For another, the needle can move here; if the noise is loud enough, AI publishing can get slapped with a stigma that can at least help slow the erosion of the industry. Public shame can be a powerful tool, when warranted! So yeah: This is why I’m thankful that we’re building this community, and that there are people out there willing to go to the mat to oppose things like the AI-enabled automation of book production. (I fully resent that ‘AI enabled automation of book production’ is a phrase I had to write in 2024.)
I’m thankful to the workers and artists in the courts and on the streets pushing back on the encroachment of AI in their fields, to everyone who calls this out whenever they see it, to those like Lupo and Michel who implore their colleagues to resist this stuff. It’s going to get worse before it gets better; we can be thankful at least that we’re in this together. Until next time, hammers up.

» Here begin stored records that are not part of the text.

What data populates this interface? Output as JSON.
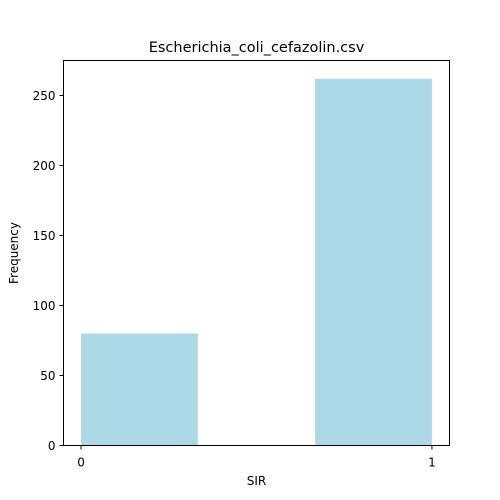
{
  "chart_data": {
    "type": "bar",
    "title": "Escherichia_coli_cefazolin.csv",
    "xlabel": "SIR",
    "ylabel": "Frequency",
    "xlim": [
      -0.05,
      1.05
    ],
    "ylim": [
      0,
      275
    ],
    "xticks": [
      0,
      1
    ],
    "yticks": [
      0,
      50,
      100,
      150,
      200,
      250
    ],
    "bars": [
      {
        "x0": 0.0,
        "x1": 0.333,
        "value": 80
      },
      {
        "x0": 0.667,
        "x1": 1.0,
        "value": 262
      }
    ],
    "bar_color": "#add8e6",
    "grid": false,
    "legend": "none"
  }
}
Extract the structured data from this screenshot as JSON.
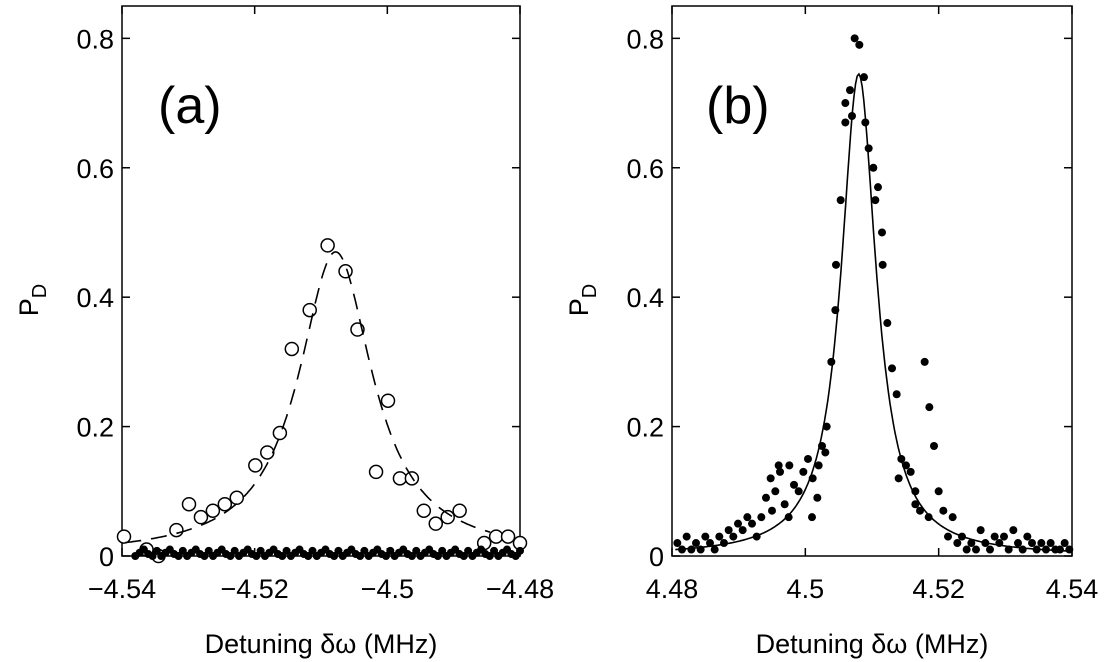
{
  "chart_data": [
    {
      "type": "scatter",
      "panel_label": "(a)",
      "xlabel": "Detuning δω (MHz)",
      "ylabel": "P",
      "ylabel_subscript": "D",
      "xlim": [
        -4.54,
        -4.48
      ],
      "ylim": [
        0,
        0.85
      ],
      "xticks": [
        -4.54,
        -4.52,
        -4.5,
        -4.48
      ],
      "xtick_labels": [
        "−4.54",
        "−4.52",
        "−4.5",
        "−4.48"
      ],
      "yticks": [
        0,
        0.2,
        0.4,
        0.6,
        0.8
      ],
      "ytick_labels": [
        "0",
        "0.2",
        "0.4",
        "0.6",
        "0.8"
      ],
      "grid": false,
      "series": [
        {
          "marker": "open-circle",
          "color": "#000000",
          "points": [
            [
              -4.5397,
              0.03
            ],
            [
              -4.5363,
              0.01
            ],
            [
              -4.5345,
              0.0
            ],
            [
              -4.5318,
              0.04
            ],
            [
              -4.5299,
              0.08
            ],
            [
              -4.5281,
              0.06
            ],
            [
              -4.5263,
              0.07
            ],
            [
              -4.5245,
              0.08
            ],
            [
              -4.5227,
              0.09
            ],
            [
              -4.5199,
              0.14
            ],
            [
              -4.5181,
              0.16
            ],
            [
              -4.5162,
              0.19
            ],
            [
              -4.5144,
              0.32
            ],
            [
              -4.5117,
              0.38
            ],
            [
              -4.509,
              0.48
            ],
            [
              -4.5063,
              0.44
            ],
            [
              -4.5045,
              0.35
            ],
            [
              -4.5017,
              0.13
            ],
            [
              -4.4999,
              0.24
            ],
            [
              -4.4981,
              0.12
            ],
            [
              -4.4963,
              0.12
            ],
            [
              -4.4945,
              0.07
            ],
            [
              -4.4927,
              0.05
            ],
            [
              -4.4909,
              0.06
            ],
            [
              -4.4891,
              0.07
            ],
            [
              -4.4854,
              0.02
            ],
            [
              -4.4836,
              0.03
            ],
            [
              -4.4818,
              0.03
            ],
            [
              -4.48,
              0.02
            ]
          ]
        },
        {
          "marker": "filled-dot",
          "color": "#000000",
          "note_values": "near-zero baseline points",
          "x_start": -4.538,
          "x_end": -4.48,
          "count": 90,
          "values_pattern": [
            0.0,
            0.005,
            0.01,
            0.003,
            0.0,
            0.008
          ]
        },
        {
          "line": "dashed-lorentzian",
          "color": "#000000",
          "center": -4.5078,
          "amplitude": 0.47,
          "half_width": 0.0068,
          "offset": 0.0,
          "x_range": [
            -4.5395,
            -4.4845
          ]
        }
      ]
    },
    {
      "type": "scatter",
      "panel_label": "(b)",
      "xlabel": "Detuning δω (MHz)",
      "ylabel": "P",
      "ylabel_subscript": "D",
      "xlim": [
        4.48,
        4.54
      ],
      "ylim": [
        0,
        0.85
      ],
      "xticks": [
        4.48,
        4.5,
        4.52,
        4.54
      ],
      "xtick_labels": [
        "4.48",
        "4.5",
        "4.52",
        "4.54"
      ],
      "yticks": [
        0,
        0.2,
        0.4,
        0.6,
        0.8
      ],
      "ytick_labels": [
        "0",
        "0.2",
        "0.4",
        "0.6",
        "0.8"
      ],
      "grid": false,
      "series": [
        {
          "marker": "filled-dot",
          "color": "#000000",
          "points": [
            [
              4.4808,
              0.02
            ],
            [
              4.4815,
              0.01
            ],
            [
              4.4822,
              0.03
            ],
            [
              4.4829,
              0.01
            ],
            [
              4.4836,
              0.02
            ],
            [
              4.4843,
              0.01
            ],
            [
              4.485,
              0.03
            ],
            [
              4.4857,
              0.02
            ],
            [
              4.4864,
              0.01
            ],
            [
              4.4871,
              0.03
            ],
            [
              4.4878,
              0.02
            ],
            [
              4.4885,
              0.04
            ],
            [
              4.4892,
              0.03
            ],
            [
              4.4899,
              0.05
            ],
            [
              4.4906,
              0.04
            ],
            [
              4.4913,
              0.06
            ],
            [
              4.492,
              0.05
            ],
            [
              4.4927,
              0.03
            ],
            [
              4.4934,
              0.06
            ],
            [
              4.4941,
              0.09
            ],
            [
              4.4948,
              0.12
            ],
            [
              4.4955,
              0.1
            ],
            [
              4.4962,
              0.13
            ],
            [
              4.4969,
              0.08
            ],
            [
              4.4976,
              0.14
            ],
            [
              4.4983,
              0.11
            ],
            [
              4.499,
              0.1
            ],
            [
              4.4997,
              0.13
            ],
            [
              4.5004,
              0.15
            ],
            [
              4.5011,
              0.12
            ],
            [
              4.5018,
              0.09
            ],
            [
              4.5025,
              0.17
            ],
            [
              4.5032,
              0.2
            ],
            [
              4.5039,
              0.3
            ],
            [
              4.5046,
              0.45
            ],
            [
              4.5053,
              0.55
            ],
            [
              4.506,
              0.67
            ],
            [
              4.5067,
              0.72
            ],
            [
              4.5074,
              0.8
            ],
            [
              4.5081,
              0.79
            ],
            [
              4.5088,
              0.74
            ],
            [
              4.5095,
              0.63
            ],
            [
              4.5102,
              0.6
            ],
            [
              4.5109,
              0.57
            ],
            [
              4.5116,
              0.45
            ],
            [
              4.5123,
              0.36
            ],
            [
              4.513,
              0.29
            ],
            [
              4.5137,
              0.25
            ],
            [
              4.5144,
              0.15
            ],
            [
              4.5151,
              0.14
            ],
            [
              4.5158,
              0.13
            ],
            [
              4.5165,
              0.08
            ],
            [
              4.5172,
              0.07
            ],
            [
              4.5179,
              0.3
            ],
            [
              4.5186,
              0.23
            ],
            [
              4.5193,
              0.17
            ],
            [
              4.52,
              0.1
            ],
            [
              4.5207,
              0.07
            ],
            [
              4.5214,
              0.03
            ],
            [
              4.5221,
              0.06
            ],
            [
              4.5228,
              0.02
            ],
            [
              4.5235,
              0.03
            ],
            [
              4.5242,
              0.01
            ],
            [
              4.5249,
              0.02
            ],
            [
              4.5256,
              0.01
            ],
            [
              4.5263,
              0.04
            ],
            [
              4.527,
              0.02
            ],
            [
              4.5277,
              0.01
            ],
            [
              4.5284,
              0.03
            ],
            [
              4.5291,
              0.02
            ],
            [
              4.5298,
              0.03
            ],
            [
              4.5305,
              0.01
            ],
            [
              4.5312,
              0.04
            ],
            [
              4.5319,
              0.02
            ],
            [
              4.5326,
              0.01
            ],
            [
              4.5333,
              0.03
            ],
            [
              4.534,
              0.02
            ],
            [
              4.5347,
              0.01
            ],
            [
              4.5354,
              0.02
            ],
            [
              4.5361,
              0.01
            ],
            [
              4.5368,
              0.02
            ],
            [
              4.5375,
              0.01
            ],
            [
              4.5382,
              0.01
            ],
            [
              4.5389,
              0.02
            ],
            [
              4.5396,
              0.01
            ],
            [
              4.501,
              0.06
            ],
            [
              4.502,
              0.14
            ],
            [
              4.503,
              0.16
            ],
            [
              4.5045,
              0.38
            ],
            [
              4.506,
              0.7
            ],
            [
              4.507,
              0.68
            ],
            [
              4.509,
              0.67
            ],
            [
              4.5105,
              0.55
            ],
            [
              4.5115,
              0.5
            ],
            [
              4.514,
              0.12
            ],
            [
              4.5165,
              0.1
            ],
            [
              4.5185,
              0.06
            ],
            [
              4.495,
              0.07
            ],
            [
              4.496,
              0.14
            ],
            [
              4.4975,
              0.06
            ]
          ]
        },
        {
          "line": "solid-lorentzian",
          "color": "#000000",
          "center": 4.508,
          "amplitude": 0.745,
          "half_width": 0.0032,
          "offset": 0.0,
          "x_range": [
            4.4805,
            4.5395
          ]
        }
      ]
    }
  ]
}
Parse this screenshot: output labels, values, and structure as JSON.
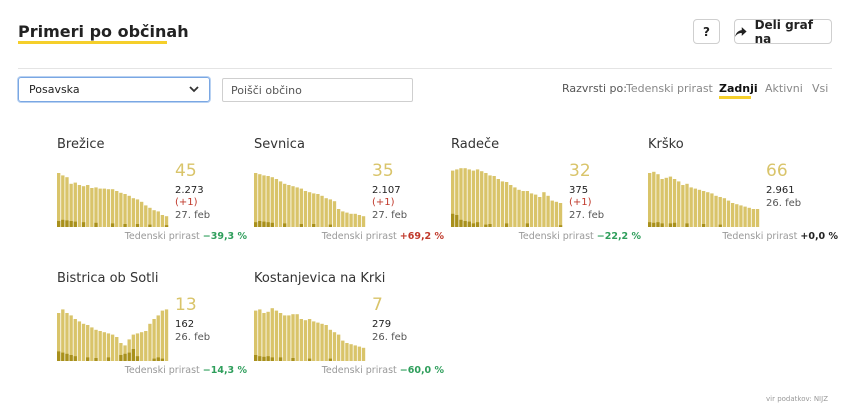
{
  "header": {
    "title": "Primeri po občinah",
    "help_label": "?",
    "share_label": "Deli graf na"
  },
  "controls": {
    "region_select": "Posavska",
    "search_placeholder": "Poišči občino",
    "sort_label": "Razvrsti po:",
    "sort_options": [
      "Tedenski prirast",
      "Zadnji",
      "Aktivni",
      "Vsi"
    ],
    "sort_active": "Zadnji"
  },
  "colors": {
    "bar": "#d9c46a",
    "bar_dark": "#a8901c",
    "accent": "#f5cf2a",
    "negative": "#2e9e5b",
    "positive": "#c0392b",
    "neutral": "#222222"
  },
  "weekly_label": "Tedenski prirast",
  "cards": [
    {
      "name": "Brežice",
      "latest": "45",
      "total": "2.273",
      "delta": "(+1)",
      "date": "27. feb",
      "weekly": "−39,3 %",
      "trend": "down",
      "bars": [
        0.9,
        0.86,
        0.83,
        0.72,
        0.74,
        0.7,
        0.68,
        0.7,
        0.65,
        0.66,
        0.64,
        0.64,
        0.63,
        0.63,
        0.6,
        0.57,
        0.55,
        0.52,
        0.48,
        0.46,
        0.42,
        0.36,
        0.32,
        0.28,
        0.26,
        0.2,
        0.18
      ],
      "dark": [
        0.1,
        0.12,
        0.11,
        0.1,
        0.09,
        0,
        0.08,
        0,
        0,
        0.07,
        0,
        0,
        0,
        0.06,
        0,
        0,
        0.05,
        0,
        0,
        0.05,
        0,
        0,
        0.04,
        0,
        0,
        0,
        0.03
      ]
    },
    {
      "name": "Sevnica",
      "latest": "35",
      "total": "2.107",
      "delta": "(+1)",
      "date": "27. feb",
      "weekly": "+69,2 %",
      "trend": "up",
      "bars": [
        0.9,
        0.88,
        0.86,
        0.85,
        0.83,
        0.8,
        0.76,
        0.72,
        0.7,
        0.68,
        0.66,
        0.64,
        0.6,
        0.58,
        0.56,
        0.55,
        0.52,
        0.48,
        0.46,
        0.43,
        0.3,
        0.26,
        0.24,
        0.22,
        0.22,
        0.2,
        0.18
      ],
      "dark": [
        0.08,
        0.1,
        0.09,
        0.08,
        0.07,
        0,
        0,
        0.06,
        0,
        0,
        0,
        0.05,
        0,
        0,
        0.05,
        0,
        0,
        0,
        0.04,
        0,
        0,
        0,
        0,
        0,
        0,
        0,
        0
      ]
    },
    {
      "name": "Radeče",
      "latest": "32",
      "total": "375",
      "delta": "(+1)",
      "date": "27. feb",
      "weekly": "−22,2 %",
      "trend": "down",
      "bars": [
        0.94,
        0.96,
        0.98,
        0.98,
        0.96,
        0.94,
        0.96,
        0.93,
        0.9,
        0.86,
        0.85,
        0.8,
        0.76,
        0.75,
        0.7,
        0.66,
        0.62,
        0.6,
        0.6,
        0.56,
        0.54,
        0.5,
        0.58,
        0.52,
        0.44,
        0.42,
        0.4
      ],
      "dark": [
        0.22,
        0.2,
        0.12,
        0.1,
        0.09,
        0.06,
        0.08,
        0,
        0.04,
        0.05,
        0,
        0,
        0,
        0.06,
        0,
        0,
        0,
        0,
        0.06,
        0,
        0,
        0,
        0,
        0,
        0,
        0,
        0.03
      ]
    },
    {
      "name": "Krško",
      "latest": "66",
      "total": "2.961",
      "delta": "",
      "date": "26. feb",
      "weekly": "+0,0 %",
      "trend": "neutral",
      "bars": [
        0.9,
        0.92,
        0.88,
        0.8,
        0.82,
        0.84,
        0.8,
        0.76,
        0.7,
        0.72,
        0.66,
        0.64,
        0.62,
        0.6,
        0.58,
        0.56,
        0.52,
        0.5,
        0.48,
        0.44,
        0.4,
        0.38,
        0.36,
        0.34,
        0.32,
        0.3,
        0.3
      ],
      "dark": [
        0.08,
        0.07,
        0.08,
        0.06,
        0,
        0.06,
        0.07,
        0,
        0,
        0.06,
        0,
        0,
        0,
        0.05,
        0,
        0,
        0,
        0.04,
        0,
        0,
        0,
        0,
        0,
        0,
        0,
        0,
        0
      ]
    },
    {
      "name": "Bistrica ob Sotli",
      "latest": "13",
      "total": "162",
      "delta": "",
      "date": "26. feb",
      "weekly": "−14,3 %",
      "trend": "down",
      "bars": [
        0.8,
        0.86,
        0.8,
        0.76,
        0.7,
        0.66,
        0.62,
        0.6,
        0.56,
        0.52,
        0.5,
        0.48,
        0.46,
        0.44,
        0.4,
        0.3,
        0.26,
        0.36,
        0.44,
        0.46,
        0.48,
        0.5,
        0.62,
        0.7,
        0.76,
        0.84,
        0.86
      ],
      "dark": [
        0.16,
        0.14,
        0.12,
        0.1,
        0.08,
        0,
        0,
        0.06,
        0,
        0.05,
        0,
        0,
        0.06,
        0,
        0,
        0.1,
        0.12,
        0.14,
        0.2,
        0.08,
        0,
        0,
        0,
        0.04,
        0.06,
        0.04,
        0
      ]
    },
    {
      "name": "Kostanjevica na Krki",
      "latest": "7",
      "total": "279",
      "delta": "",
      "date": "26. feb",
      "weekly": "−60,0 %",
      "trend": "down",
      "bars": [
        0.84,
        0.86,
        0.8,
        0.82,
        0.88,
        0.84,
        0.8,
        0.76,
        0.76,
        0.78,
        0.78,
        0.7,
        0.68,
        0.7,
        0.66,
        0.64,
        0.62,
        0.6,
        0.52,
        0.48,
        0.44,
        0.34,
        0.3,
        0.28,
        0.26,
        0.24,
        0.22
      ],
      "dark": [
        0.1,
        0.08,
        0.07,
        0.08,
        0.06,
        0,
        0.06,
        0,
        0,
        0.05,
        0,
        0,
        0,
        0.04,
        0,
        0,
        0,
        0,
        0.04,
        0,
        0,
        0,
        0,
        0,
        0,
        0,
        0
      ]
    }
  ],
  "footer": "vir podatkov: NIJZ"
}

To me, books are one of the few things that remain of the slower world that used to exist before smartphones, social media, and streaming. One thing that hasn't been made into "content". Writing them takes a long time, publishing takes a long time, and reading them takes a long time. This isn't a bad thing. Slow isn't bad and fast isn't good. Patience is a virtue that is becoming increasingly hard to come by in the age of AI-generated instant gratification.
As someone who studied graphic design, these are not stunning book covers. They are generic, and some, when looked at closely, are odd and mildly confusing:
Why is the sky red? What is going on with that girl's hands and legs? What exactly is backlighting those cowboys? It's not the sun with that giant hill in the background, etc.
The typography, while it's an improvement on the last generated type I saw, is not at a professional level at all.
At some point, everyone has to accept that art takes skill and time. We live in an instant gratification, easy-money world, which is antithetical to artistic practice. Creatives of all types need to stand together against the erosion of our industries.